Des joueurs de cette dimension sont désormais devenus des médias à eux tout seul. Au point que c’est de leur propre compte Instagram que viennent pour partie les images diffusées sur les chaines de télévision traditionnelles.

"On voit certains joueurs lors des après matchs qui passent devant la presse sans s’arrêter, mais ils vont communiquer leur sentiment sur Instagram", reprend Pierre Rondeau. "C’est un changement de mentalité qui moi me dérange un peu: un regard journalistique permet d’avoir un regard extérieur.
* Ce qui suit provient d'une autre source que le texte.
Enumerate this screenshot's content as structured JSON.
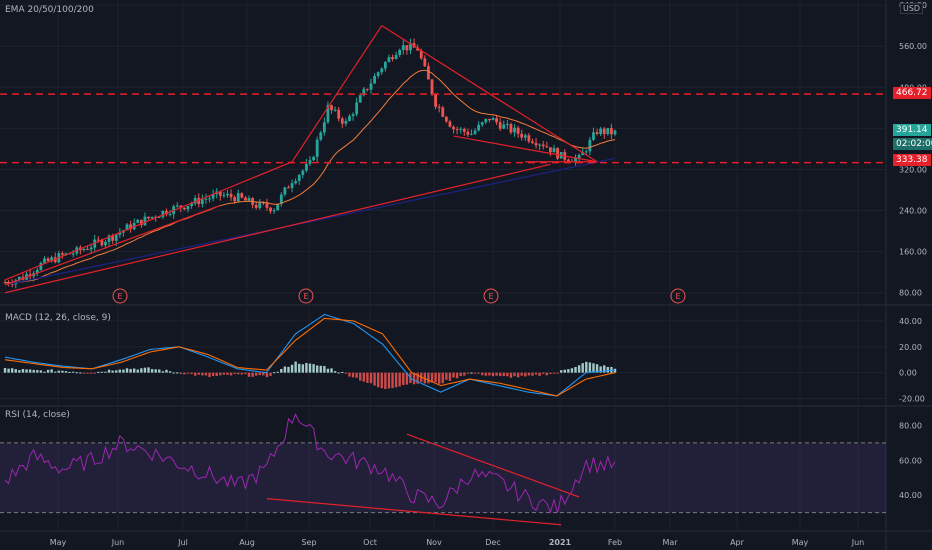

Dès qu’on agit directement et en concurrence avec les médias pour diffuser sa propre information, il y a le risque qu’on finisse par imposer un seul type d’information qui serait totalement aseptisé."

La remarque ne vaut d’ailleurs pas que pour le sport, ni que pour Instagram: "Louis XIV ne tweetait pas, alors que Donald Trump oui. C’est quelque chose d’assez compliqué pour tout l’écosystème médiatique, parce que finalement, d’habitude cette parole officielle est prise en charge et filtrée", ajoute Laurence Allard.

"Une certaine forme d’honnêteté dans le partage du contenu"

Partant de là, il faut forcément se poser la question de ce qui dans les stories Instagram des joueurs influents relève de la communication et ce qui est le produit d’une réaction spontanée.

"Il faut moduler la réponse en fonction des événements. Le contexte de la victoire en Coupe du monde fait qu’on peut considérer qu’il y avait une certaine forme d’honnêteté dans le partage du contenu. Il y a toujours une part de jeu et de mise en scène de soi. Mais ce biais-là, on peut aussi le retrouver si on est interviewé sur le plateau de Téléfoot", tempère Boris Helleu. Dans l’instant, "je ne pense pas que les joueurs ont cette stratégie marchande de communication: ils le font parce que c’est générationnel, parce que tous les jeunes de leur âge le font", complète Pierre Rondeau.

Pour Laurence Allard, "c’est une question très ancienne", et en tout cas beaucoup plus qu’Instagram et tous les réseaux sociaux. "On dit souvent que le premier people, pour les historiens de la célébrité, c’est Jean-Jacques Rousseau, reprend la chercheuse. Il a écrit le premier journal intime publié, on l’appelait l’ami Jean-Jacques parce qu’il y avait cette idée que c’était la première fois que quelqu’un écrivait publiquement sur ses états d’âme intérieurs. On est dans le paradoxe de ce qu’on appelle la culture de l’authenticité: s’adresser à tous en parlant de soi-même, et en laissant croire qu’on s’adresse à chacun de façon individuelle et intime. C’est un subtil mélange que de cultiver ce régime de communication intime, mais publiquement."